Kinase inhibitors allosterically disrupt a regulatory interaction to enhance PKCα membrane translocation.

Abstract The eukaryotic kinase domain has multiple intrinsically disordered regions whose conformation dictates kinase activity. Small molecule kinase inhibitors (SMKIs) rely on disrupting the active conformations of these disordered regions to inactivate the kinase. While SMKIs are selected for their ability to cause this disruption, the allosteric effects of conformational changes in disordered regions is limited by a lack of dynamic information provided by traditional structural techniques. In this study, we integrated multi-scale molecular dynamics simulations with FRET sensors to characterize a novel allosteric mechanism that is selectively triggered by SMKI binding to the PKCα kinase domain.
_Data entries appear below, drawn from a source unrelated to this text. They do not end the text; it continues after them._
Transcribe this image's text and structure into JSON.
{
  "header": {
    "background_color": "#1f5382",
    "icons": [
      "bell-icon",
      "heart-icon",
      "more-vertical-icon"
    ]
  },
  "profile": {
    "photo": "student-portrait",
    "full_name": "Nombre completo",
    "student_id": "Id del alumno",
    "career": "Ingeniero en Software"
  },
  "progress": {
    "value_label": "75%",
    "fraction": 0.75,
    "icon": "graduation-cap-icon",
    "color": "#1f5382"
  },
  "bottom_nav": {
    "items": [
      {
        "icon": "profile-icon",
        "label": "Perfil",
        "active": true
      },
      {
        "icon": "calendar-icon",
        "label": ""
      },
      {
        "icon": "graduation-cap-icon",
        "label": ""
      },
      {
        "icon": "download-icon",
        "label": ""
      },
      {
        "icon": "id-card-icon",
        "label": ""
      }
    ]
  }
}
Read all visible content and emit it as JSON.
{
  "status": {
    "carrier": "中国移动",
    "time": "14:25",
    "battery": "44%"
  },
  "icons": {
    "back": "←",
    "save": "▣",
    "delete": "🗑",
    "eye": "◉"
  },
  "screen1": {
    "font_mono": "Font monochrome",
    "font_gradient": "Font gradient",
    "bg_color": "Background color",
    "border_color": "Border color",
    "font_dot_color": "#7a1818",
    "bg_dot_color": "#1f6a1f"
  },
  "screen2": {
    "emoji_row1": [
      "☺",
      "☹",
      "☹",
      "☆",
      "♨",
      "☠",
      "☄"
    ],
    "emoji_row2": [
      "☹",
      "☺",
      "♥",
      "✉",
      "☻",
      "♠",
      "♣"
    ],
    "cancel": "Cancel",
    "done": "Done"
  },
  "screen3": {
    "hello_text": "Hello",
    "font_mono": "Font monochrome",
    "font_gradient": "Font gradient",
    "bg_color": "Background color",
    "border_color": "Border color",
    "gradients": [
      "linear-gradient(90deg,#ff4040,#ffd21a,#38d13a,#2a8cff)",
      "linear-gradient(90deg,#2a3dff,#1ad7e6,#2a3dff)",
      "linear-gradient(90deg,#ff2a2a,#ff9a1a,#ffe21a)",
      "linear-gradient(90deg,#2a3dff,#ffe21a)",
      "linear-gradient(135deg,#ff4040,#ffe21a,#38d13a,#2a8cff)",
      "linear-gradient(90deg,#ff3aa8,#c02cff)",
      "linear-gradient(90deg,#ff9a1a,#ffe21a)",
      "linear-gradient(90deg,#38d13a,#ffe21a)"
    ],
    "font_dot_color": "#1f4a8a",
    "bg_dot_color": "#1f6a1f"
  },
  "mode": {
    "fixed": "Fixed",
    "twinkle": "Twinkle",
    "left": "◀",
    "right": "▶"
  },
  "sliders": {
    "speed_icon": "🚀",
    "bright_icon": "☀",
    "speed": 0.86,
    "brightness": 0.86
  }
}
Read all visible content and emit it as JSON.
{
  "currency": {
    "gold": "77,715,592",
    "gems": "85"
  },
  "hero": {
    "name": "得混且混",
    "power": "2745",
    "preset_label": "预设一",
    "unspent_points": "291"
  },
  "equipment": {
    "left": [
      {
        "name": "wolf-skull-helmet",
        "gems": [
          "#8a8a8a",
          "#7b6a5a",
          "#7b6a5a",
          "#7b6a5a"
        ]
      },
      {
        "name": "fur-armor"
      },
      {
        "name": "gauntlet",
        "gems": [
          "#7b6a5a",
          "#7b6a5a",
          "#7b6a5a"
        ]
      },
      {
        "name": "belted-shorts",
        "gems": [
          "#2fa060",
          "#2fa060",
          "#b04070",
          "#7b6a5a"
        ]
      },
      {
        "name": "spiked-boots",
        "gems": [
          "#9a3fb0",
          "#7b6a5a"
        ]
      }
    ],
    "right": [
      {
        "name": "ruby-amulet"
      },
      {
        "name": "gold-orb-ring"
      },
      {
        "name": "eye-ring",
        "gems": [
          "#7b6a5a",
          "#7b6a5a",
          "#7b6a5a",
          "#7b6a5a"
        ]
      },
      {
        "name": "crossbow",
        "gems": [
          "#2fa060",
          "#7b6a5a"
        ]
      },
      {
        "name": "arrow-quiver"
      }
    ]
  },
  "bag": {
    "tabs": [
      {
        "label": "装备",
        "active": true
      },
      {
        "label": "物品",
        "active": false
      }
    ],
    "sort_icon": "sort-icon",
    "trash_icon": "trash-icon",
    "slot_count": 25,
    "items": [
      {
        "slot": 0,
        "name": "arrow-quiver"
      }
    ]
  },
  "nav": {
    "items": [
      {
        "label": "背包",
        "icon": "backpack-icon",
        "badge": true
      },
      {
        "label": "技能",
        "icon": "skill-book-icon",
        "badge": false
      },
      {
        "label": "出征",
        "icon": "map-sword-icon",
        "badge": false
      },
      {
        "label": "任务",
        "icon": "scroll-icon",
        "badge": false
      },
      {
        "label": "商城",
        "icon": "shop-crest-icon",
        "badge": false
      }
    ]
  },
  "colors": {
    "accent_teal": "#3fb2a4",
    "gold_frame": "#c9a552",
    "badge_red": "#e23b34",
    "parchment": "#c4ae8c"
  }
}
The indole maleimide inhibitors BimI and sotrastaurin were found to displace the Gly-rich loop (G-loop) that normally shields the ATP-binding site. Displacement of the Gly-rich loop interferes with a newly identified, structurally conserved binding pocket for the C1a domain on the N lobe of the kinase domain. This binding pocket, in conjunction with the N-terminal regulatory sequence, masks a diacylglycerol (DAG) binding site on the C1a domain. SMKI-mediated displacement of the Gly-rich loop released C1a and exposed the DAG binding site, enhancing PKCα translocation both to synthetic lipid bilayers and to live cell membranes in the presence of DAG. Inhibitor chemotype determined the extent of the observed allosteric effects on the kinase domain, and correlated with the extent of membrane recruitment. Our findings demonstrate the allosteric effects of SMKIs beyond the confines of kinase catalytic conformation, and provide an integrated computational-experimental paradigm to investigate parallel mechanisms in other kinases.